Chalmers, “Più realtà. i mondi virtuali e i problemi della filosofia”

Recensione a cura di Lorenzo Bodellini

 

Posti dinanzi a un’esperienza caratterizzata dalla crescente interazione con le nuove tecnologie, diventa imperativo interrogarsi su quali siano gli effetti di questi moderni strumenti in merito alle domande che la filosofia si è posta fin dalla sua origine. Un contributo interessante è contenuto in Più realtà, i mondi virtuali e i problemi della filosofia, opera di David Chalmers che discute analiticamente, attraversando i vari domini della filosofia, dalla metafisica, all’epistemologia, alla teoria del valore, una tesi fondamentale e coraggiosa: la realtà virtuale è realtà a tutti gli effetti.

La questione apre un dibattito interessante che chiama in causa argomenti raccolti nell’intera storia del pensiero.

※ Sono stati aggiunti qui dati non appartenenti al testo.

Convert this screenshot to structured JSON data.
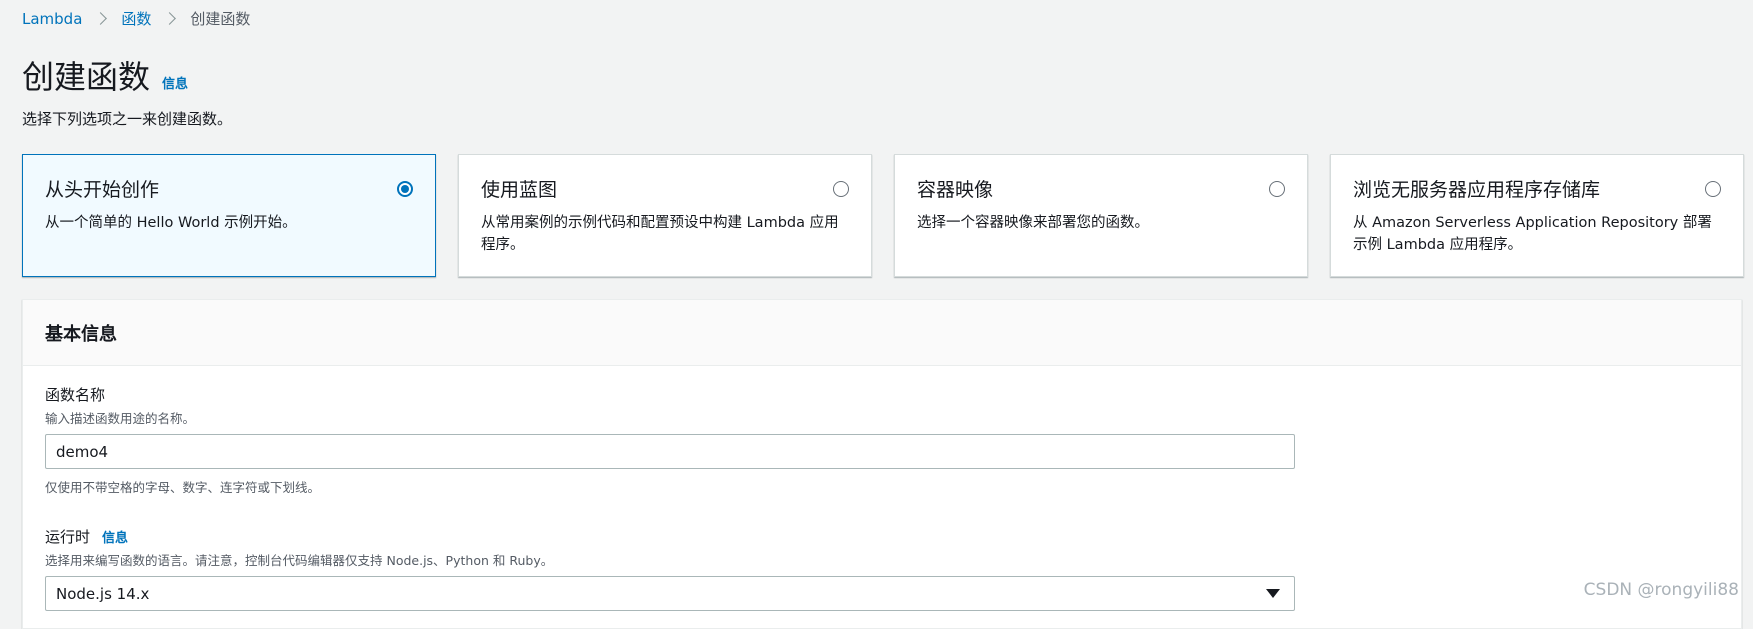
{
  "breadcrumb": {
    "items": [
      {
        "label": "Lambda"
      },
      {
        "label": "函数"
      }
    ],
    "current": "创建函数"
  },
  "header": {
    "title": "创建函数",
    "info_label": "信息",
    "subtitle": "选择下列选项之一来创建函数。"
  },
  "options": [
    {
      "title": "从头开始创作",
      "description": "从一个简单的 Hello World 示例开始。",
      "selected": true
    },
    {
      "title": "使用蓝图",
      "description": "从常用案例的示例代码和配置预设中构建 Lambda 应用程序。",
      "selected": false
    },
    {
      "title": "容器映像",
      "description": "选择一个容器映像来部署您的函数。",
      "selected": false
    },
    {
      "title": "浏览无服务器应用程序存储库",
      "description": "从 Amazon Serverless Application Repository 部署示例 Lambda 应用程序。",
      "selected": false
    }
  ],
  "basic_info": {
    "title": "基本信息",
    "function_name": {
      "label": "函数名称",
      "description": "输入描述函数用途的名称。",
      "value": "demo4",
      "constraint": "仅使用不带空格的字母、数字、连字符或下划线。"
    },
    "runtime": {
      "label": "运行时",
      "info_label": "信息",
      "description": "选择用来编写函数的语言。请注意，控制台代码编辑器仅支持 Node.js、Python 和 Ruby。",
      "selected": "Node.js 14.x"
    }
  },
  "watermark": "CSDN @rongyili88",
  "colors": {
    "link": "#0073bb",
    "selected_bg": "#f1faff",
    "page_bg": "#f2f3f3"
  }
}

Le domande che ne derivano sono molteplici: come possiamo sapere di non essere in un mondo virtuale? I mondi virtuali sono reali o illusori? Si può condurre una vita buona in un mondo virtuale? Questi i temi fondamentali a cui possono seguire una moltitudine di domande ulteriori su mente, Dio, etica, politica, scienza e linguaggio. A ognuno di questi argomenti, Chalmers dedica attenzione, convinto di poter offrire una prospettiva inedita alla luce delle novità dovute al progresso tecnologico.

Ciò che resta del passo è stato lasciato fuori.